Uma novidade é o conjunto de medidas que pretende educar o turista, punindo os que resistem aos bons modos sugeridos em cartilhas. Na Itália, quem se sentar na concorrida escadaria da Praça de Espanha, em Roma, recebe multa de 250 euros, enquanto em Portofino, na Riviera, quem monopoliza recantos bons para selfies paga 275 euros pela demora. “As selfies estavam bloqueando ruas inteiras”, explicou o prefeito Matteo Viacava. Levar alto-falantes às areias do Algarve, por sua vez, rende penas de pelo menos 200 euros. Em Amsterdã, onde placas oficiais avisam “Parem a loucura”, os visitantes são castigados ainda em flagras de embriaguez (100 euros), urina em público e poluição sonora (140 euros cada), e não podem mais consumir maconha nos cafés, o que era liberado desde 1976. “A cidade seguirá hospitaleira e tolerante, mas o alto consumo de drogas está financiando a ação do tráfico, e isso precisa ser combatido”, justificou a prefeita Femke Halsema.

Houve um tempo, não tão distante assim, em que entrar num avião era um luxo reservado aos estratos mais ricos da população mundial. Nos anos 1970, com a flexibilização nas normas que regiam a indústria aérea em certos países, a competição chacoalhou os ares. E as passagens foram ficando mais acessíveis, movimento que viria a ganhar impulso com o aparecimento das companhias de baixo custo.

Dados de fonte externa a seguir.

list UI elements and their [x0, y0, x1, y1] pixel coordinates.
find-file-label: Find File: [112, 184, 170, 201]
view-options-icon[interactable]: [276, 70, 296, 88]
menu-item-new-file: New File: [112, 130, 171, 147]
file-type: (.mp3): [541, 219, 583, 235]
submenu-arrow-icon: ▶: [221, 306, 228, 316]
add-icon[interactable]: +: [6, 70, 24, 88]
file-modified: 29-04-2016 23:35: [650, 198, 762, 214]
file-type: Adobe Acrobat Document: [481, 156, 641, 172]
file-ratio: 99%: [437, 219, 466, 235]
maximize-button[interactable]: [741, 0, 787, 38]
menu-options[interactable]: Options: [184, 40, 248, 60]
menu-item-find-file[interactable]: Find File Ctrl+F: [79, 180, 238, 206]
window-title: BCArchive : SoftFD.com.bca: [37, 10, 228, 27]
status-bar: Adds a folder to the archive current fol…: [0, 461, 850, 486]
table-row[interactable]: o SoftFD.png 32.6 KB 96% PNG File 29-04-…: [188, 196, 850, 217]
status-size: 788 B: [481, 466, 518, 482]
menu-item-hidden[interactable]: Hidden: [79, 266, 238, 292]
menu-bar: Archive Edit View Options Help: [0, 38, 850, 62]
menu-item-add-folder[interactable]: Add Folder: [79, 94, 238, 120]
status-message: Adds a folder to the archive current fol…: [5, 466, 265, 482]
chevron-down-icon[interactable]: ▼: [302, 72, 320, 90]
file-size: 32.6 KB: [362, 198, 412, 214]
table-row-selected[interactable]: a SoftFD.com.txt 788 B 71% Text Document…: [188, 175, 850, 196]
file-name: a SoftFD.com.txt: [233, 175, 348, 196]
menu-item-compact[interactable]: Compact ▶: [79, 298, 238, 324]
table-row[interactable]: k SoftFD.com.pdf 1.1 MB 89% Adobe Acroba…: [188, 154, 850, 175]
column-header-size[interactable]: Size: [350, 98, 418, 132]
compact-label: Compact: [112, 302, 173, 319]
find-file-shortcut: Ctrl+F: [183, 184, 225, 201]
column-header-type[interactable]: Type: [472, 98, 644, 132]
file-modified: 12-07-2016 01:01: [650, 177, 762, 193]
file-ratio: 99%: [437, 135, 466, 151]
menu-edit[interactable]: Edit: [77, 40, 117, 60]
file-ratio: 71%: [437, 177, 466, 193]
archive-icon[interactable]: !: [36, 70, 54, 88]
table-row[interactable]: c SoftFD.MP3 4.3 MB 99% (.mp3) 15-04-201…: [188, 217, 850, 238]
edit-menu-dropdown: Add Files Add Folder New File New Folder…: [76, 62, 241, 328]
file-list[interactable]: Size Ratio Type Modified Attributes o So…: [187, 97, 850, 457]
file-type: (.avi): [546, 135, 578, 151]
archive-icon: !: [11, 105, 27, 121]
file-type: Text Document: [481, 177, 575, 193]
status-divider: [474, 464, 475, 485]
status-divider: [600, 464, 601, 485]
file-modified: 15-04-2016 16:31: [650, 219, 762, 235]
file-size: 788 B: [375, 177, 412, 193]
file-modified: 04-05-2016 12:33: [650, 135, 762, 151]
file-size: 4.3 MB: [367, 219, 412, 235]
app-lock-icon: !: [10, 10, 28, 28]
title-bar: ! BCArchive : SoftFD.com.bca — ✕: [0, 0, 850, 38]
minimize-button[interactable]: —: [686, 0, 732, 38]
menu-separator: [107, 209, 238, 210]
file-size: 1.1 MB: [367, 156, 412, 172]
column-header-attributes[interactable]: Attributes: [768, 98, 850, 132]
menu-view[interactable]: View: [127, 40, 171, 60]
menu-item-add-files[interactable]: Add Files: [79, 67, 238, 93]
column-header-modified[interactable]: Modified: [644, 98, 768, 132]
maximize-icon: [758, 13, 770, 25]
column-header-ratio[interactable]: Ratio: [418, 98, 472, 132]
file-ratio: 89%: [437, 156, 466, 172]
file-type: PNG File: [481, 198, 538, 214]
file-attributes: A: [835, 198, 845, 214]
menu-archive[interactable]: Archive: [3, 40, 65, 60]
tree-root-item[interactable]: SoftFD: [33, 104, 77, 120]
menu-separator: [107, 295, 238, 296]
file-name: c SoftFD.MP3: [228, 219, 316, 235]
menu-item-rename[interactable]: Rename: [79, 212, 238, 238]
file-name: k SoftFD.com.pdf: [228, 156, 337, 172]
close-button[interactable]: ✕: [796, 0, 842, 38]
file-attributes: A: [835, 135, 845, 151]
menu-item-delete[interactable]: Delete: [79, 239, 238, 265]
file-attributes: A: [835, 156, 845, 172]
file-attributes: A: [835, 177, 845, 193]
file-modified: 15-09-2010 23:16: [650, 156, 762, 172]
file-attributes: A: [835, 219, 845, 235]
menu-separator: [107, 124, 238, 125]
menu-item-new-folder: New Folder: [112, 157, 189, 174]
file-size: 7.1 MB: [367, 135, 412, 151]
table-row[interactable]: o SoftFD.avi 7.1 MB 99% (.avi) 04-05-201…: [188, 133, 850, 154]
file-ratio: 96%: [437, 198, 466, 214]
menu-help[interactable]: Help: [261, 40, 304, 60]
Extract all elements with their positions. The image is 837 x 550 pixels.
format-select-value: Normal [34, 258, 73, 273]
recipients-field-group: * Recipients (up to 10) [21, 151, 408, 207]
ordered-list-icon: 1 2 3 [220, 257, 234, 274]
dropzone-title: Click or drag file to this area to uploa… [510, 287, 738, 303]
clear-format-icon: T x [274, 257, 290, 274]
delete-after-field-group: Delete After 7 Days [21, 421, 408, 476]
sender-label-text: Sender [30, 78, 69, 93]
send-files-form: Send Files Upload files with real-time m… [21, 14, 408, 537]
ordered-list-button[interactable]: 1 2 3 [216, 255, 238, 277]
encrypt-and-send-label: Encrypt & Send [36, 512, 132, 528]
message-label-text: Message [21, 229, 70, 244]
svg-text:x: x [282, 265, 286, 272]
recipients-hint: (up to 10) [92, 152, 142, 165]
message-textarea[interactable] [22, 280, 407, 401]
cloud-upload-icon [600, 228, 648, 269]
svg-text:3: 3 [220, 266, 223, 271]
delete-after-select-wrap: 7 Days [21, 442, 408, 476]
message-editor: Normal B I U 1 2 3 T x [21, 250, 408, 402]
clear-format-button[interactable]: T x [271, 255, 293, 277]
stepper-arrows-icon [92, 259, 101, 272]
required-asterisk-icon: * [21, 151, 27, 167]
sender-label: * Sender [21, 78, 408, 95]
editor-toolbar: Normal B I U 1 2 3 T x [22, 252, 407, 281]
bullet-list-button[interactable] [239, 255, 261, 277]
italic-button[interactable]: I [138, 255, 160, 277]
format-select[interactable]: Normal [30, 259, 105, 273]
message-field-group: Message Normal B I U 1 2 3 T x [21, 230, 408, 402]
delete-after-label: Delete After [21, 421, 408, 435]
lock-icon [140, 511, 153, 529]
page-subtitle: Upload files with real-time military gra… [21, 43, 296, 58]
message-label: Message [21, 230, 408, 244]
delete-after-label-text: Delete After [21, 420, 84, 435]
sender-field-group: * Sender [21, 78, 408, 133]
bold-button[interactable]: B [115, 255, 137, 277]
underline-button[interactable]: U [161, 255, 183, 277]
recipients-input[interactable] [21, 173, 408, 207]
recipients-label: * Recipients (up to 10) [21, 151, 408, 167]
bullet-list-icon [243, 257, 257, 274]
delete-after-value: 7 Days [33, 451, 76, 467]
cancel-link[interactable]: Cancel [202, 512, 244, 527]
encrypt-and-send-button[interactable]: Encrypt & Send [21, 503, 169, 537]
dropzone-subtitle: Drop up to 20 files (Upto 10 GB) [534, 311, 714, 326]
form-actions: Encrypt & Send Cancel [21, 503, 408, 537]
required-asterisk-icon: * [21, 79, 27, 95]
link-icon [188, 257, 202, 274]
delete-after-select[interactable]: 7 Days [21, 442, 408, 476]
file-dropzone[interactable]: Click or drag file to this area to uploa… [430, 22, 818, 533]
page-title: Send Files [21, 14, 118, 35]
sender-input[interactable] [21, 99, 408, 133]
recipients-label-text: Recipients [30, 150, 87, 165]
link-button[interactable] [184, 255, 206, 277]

A isso, se somou o advento da internet, que facilitou em tudo a vida do viajante. Neste horizonte, plantou-se em escala global a semente de um prazer muito humano — o de se lançar ao desconhecido. O turismo responde atualmente por 10% a 15% do PIB de países como Itália, Espanha e França, o campeão do ranking. O governo de Emmanuel Macron, aliás, prepara uma campanha para estimular que o turista bote o pé na estrada fora da alta temporada e explore circuitos alternativos, como uma rota pela biodiversidade do país. Difícil será administrar a avidez dos forasteiros em admirar Paris lá de cima da Torre Eiffel em um radiante dia de verão.